Remembrance: A Portrait Study (1967) is another example of the remarkable compositional porosity and phantasmic superimpositions which define the cinematic stylings of Edward Owens. In the second half of the short, he sets the sonic and visual registers into an expressively playful dissonance. A portrait of his mother, sitting in a pose of regal composure, bringing a pensive cigarette to her lips, shows her seated in a green wicker chair, draped with what Owens described as “an ostrich feather boa, a grey worsted wool skirt, a silk belt.” She is accompanied by Dusty Springfield’s lovelorn but still jaunty ballad, “All Cried Out,” with the wavering images of her face, torso, and outstretched hand edited to the song’s tempo. The saccharine notes in the song sit incongruously, maybe even a little humorously, alongside her stately mise-en-scène in the throne-like chair. In yet another register, the true treasure of the film is how it captures Black sociality, and the laughing warmth between his mother and her friend Nettie Thomas, shot sitting and smoking side-by-side with a smattering of beer cans in front of them.

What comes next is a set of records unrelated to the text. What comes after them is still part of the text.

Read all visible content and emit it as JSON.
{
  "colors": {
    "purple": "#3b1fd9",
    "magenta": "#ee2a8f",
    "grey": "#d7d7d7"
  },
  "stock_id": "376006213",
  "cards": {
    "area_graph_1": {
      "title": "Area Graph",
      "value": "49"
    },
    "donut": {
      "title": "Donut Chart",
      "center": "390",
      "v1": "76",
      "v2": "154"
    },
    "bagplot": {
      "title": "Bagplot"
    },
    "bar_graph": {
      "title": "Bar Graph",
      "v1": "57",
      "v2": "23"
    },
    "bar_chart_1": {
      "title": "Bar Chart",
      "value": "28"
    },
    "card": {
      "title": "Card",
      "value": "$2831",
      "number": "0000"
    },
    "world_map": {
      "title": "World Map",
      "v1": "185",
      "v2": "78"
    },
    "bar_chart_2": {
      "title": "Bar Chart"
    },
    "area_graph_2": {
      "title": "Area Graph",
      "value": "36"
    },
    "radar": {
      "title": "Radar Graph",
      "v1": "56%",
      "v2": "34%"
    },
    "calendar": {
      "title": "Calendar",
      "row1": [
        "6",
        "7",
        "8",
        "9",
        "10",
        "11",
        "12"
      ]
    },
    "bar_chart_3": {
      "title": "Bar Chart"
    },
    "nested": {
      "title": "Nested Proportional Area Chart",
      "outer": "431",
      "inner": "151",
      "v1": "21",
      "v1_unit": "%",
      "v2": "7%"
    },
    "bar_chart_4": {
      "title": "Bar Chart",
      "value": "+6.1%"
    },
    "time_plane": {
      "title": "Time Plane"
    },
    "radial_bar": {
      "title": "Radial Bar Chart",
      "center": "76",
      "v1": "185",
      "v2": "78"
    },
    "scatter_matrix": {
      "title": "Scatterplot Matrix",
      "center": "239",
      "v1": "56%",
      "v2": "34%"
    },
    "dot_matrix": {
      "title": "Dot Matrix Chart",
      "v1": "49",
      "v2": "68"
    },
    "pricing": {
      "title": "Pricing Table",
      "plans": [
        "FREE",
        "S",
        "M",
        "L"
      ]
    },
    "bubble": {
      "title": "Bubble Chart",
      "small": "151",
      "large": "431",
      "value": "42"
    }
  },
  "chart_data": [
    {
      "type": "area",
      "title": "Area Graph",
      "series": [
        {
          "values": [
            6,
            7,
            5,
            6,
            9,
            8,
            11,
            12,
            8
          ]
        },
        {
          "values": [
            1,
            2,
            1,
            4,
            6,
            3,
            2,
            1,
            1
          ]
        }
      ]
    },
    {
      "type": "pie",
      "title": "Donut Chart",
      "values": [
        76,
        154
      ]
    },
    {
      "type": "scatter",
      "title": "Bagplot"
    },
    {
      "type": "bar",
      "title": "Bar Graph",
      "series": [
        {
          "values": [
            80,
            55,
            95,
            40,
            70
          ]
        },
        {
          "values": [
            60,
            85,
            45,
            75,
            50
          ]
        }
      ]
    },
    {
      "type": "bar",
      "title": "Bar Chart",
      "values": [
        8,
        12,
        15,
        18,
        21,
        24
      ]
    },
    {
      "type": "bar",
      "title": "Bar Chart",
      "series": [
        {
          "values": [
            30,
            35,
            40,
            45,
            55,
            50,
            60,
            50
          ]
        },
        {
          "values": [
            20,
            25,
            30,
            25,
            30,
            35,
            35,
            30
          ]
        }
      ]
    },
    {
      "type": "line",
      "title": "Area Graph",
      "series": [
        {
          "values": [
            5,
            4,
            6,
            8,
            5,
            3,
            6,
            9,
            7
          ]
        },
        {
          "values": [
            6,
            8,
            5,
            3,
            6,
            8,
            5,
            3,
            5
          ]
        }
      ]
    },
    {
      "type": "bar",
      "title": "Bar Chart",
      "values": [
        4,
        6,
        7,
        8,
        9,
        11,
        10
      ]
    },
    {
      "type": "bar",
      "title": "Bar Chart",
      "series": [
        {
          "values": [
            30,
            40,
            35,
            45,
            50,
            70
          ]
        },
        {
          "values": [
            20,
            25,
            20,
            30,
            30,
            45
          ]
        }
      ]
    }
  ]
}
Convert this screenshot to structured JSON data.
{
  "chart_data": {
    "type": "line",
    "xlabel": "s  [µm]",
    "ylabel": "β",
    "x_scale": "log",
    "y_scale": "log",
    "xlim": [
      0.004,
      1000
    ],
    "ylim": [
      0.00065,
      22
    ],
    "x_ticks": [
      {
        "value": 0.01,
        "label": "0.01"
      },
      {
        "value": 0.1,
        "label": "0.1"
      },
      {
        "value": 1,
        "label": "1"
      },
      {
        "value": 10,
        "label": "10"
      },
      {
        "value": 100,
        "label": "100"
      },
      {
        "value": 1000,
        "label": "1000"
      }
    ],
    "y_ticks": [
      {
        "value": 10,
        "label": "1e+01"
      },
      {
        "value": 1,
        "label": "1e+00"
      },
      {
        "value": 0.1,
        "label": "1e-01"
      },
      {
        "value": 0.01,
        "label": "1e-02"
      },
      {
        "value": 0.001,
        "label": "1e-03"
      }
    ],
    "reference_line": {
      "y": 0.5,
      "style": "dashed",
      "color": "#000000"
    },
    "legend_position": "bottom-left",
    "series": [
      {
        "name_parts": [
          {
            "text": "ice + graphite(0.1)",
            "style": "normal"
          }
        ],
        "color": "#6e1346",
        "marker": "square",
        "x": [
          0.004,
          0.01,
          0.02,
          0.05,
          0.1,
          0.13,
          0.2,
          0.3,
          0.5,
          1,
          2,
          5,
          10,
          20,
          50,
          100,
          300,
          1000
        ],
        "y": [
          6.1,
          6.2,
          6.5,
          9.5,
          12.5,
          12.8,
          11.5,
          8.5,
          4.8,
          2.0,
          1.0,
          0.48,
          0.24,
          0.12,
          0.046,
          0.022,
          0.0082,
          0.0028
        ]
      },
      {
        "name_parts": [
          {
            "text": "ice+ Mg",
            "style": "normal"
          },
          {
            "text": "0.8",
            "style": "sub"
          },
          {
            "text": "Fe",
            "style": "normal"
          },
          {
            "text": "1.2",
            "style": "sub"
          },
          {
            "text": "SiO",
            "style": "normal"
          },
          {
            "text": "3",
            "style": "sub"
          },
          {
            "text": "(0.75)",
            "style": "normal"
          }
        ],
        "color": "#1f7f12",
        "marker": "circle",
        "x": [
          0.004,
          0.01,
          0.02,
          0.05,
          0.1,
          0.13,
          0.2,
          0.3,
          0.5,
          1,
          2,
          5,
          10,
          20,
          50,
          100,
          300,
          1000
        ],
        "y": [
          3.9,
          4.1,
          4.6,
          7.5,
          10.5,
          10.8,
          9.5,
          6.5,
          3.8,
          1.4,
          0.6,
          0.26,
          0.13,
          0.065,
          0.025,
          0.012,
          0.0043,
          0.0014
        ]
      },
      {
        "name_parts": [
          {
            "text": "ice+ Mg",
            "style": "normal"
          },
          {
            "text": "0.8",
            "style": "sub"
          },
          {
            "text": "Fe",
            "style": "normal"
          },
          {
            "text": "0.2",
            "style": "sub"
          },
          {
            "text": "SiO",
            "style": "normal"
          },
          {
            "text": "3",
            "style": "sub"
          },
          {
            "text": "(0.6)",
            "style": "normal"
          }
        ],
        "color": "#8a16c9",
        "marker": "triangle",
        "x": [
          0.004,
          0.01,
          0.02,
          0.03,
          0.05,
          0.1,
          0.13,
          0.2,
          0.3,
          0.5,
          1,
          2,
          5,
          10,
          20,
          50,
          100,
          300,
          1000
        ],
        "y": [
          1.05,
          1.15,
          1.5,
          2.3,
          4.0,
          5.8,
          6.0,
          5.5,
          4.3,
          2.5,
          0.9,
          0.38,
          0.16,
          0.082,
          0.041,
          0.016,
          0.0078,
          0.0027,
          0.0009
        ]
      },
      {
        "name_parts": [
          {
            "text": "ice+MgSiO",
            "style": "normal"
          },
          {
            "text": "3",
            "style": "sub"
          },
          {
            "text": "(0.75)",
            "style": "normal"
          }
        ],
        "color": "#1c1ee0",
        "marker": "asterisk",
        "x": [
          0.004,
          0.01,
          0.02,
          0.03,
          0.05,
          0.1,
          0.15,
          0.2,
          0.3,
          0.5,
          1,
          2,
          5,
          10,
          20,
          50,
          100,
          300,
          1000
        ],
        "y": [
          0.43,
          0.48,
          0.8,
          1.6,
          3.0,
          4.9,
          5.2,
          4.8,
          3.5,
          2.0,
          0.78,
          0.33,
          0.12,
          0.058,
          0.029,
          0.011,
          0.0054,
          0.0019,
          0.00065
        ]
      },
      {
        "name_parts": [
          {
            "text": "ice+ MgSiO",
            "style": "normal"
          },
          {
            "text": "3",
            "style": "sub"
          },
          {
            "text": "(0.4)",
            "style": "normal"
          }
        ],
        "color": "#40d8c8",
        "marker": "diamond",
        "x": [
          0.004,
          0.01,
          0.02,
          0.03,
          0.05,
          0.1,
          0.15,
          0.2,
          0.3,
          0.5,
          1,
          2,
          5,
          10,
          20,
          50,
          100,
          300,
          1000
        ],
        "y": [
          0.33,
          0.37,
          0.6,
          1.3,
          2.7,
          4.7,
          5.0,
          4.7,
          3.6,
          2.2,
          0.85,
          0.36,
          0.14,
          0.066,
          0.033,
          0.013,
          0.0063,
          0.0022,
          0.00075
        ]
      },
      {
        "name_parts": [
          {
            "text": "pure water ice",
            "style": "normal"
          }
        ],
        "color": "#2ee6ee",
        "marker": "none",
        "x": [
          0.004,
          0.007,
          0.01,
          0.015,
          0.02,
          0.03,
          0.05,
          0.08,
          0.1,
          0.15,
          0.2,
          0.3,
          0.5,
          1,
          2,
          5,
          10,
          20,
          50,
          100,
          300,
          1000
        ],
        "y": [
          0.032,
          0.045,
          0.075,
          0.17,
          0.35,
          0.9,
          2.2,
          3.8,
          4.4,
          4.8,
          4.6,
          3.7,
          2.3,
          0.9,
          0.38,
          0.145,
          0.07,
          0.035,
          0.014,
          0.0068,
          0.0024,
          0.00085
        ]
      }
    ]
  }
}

Remembrance: A Portrait Study

Returning to Muñoz offers a connective tissue between the hallucinatory qualities of these films, their formal refusal of normative temporality and the sense of melancholy which suffuses them. He wrote that seeing “both portrait photography and mourning as performative practices, one understands the unique lineage between the two practices—in the case of portraiture a lost object is captured and (re)produced, and in melancholic mourning the object is resurrected and retained.” Remembrance and Private Imaginings evoke a sense of mournful memory-making, committing Mildred Owens to an enduringly nostalgic record. Considering the melancholy of Autre fois j’ai aimé une femme and Tomorrow’s Promise also suggests how the formal recurrences of Owen’s signature superimpositions make it so that the films seem to haunt themselves, repetitively retracing their own immateriality. There is a fragility to these films which was perhaps written into the material conditions of being a Black queer artist in the 1960s. At the end of a typewritten letter to Boultenhouse dated 5:30pm July 6, 1975, Owens wrote, “I’ve only at least three photographically reproduced works as a claim to genuine talent. My strength and sickness seems to be in solitude. […] I’ve created a rich little nich[e] for myself but I dare not shine.” Although they were long buried, the mesmerizing fluidity of his techniques of fragmentation and petrification are finally taking their incandescent place in the lineage of Black queer filmmaking. Markopoulos had made the premonition that Owens “will leave us breathless with anticipation for his next works.” That suspended state of anticipation is where the films of Edward Owens will leave us.


1. Muñoz, José Esteban. Disidentifications: Queers of Color and the Performance of Politics. Minneapolis, University of Minnesota Press, 1999.

2. Owens, Edwards. Letters to Charles Boultenhouse. 1974-1979. Charles Boultenhouse and Parker Tyler Papers, Manuscripts and Archives Division, The New York Public Library, Astor, Lenox and Tilden Foundations.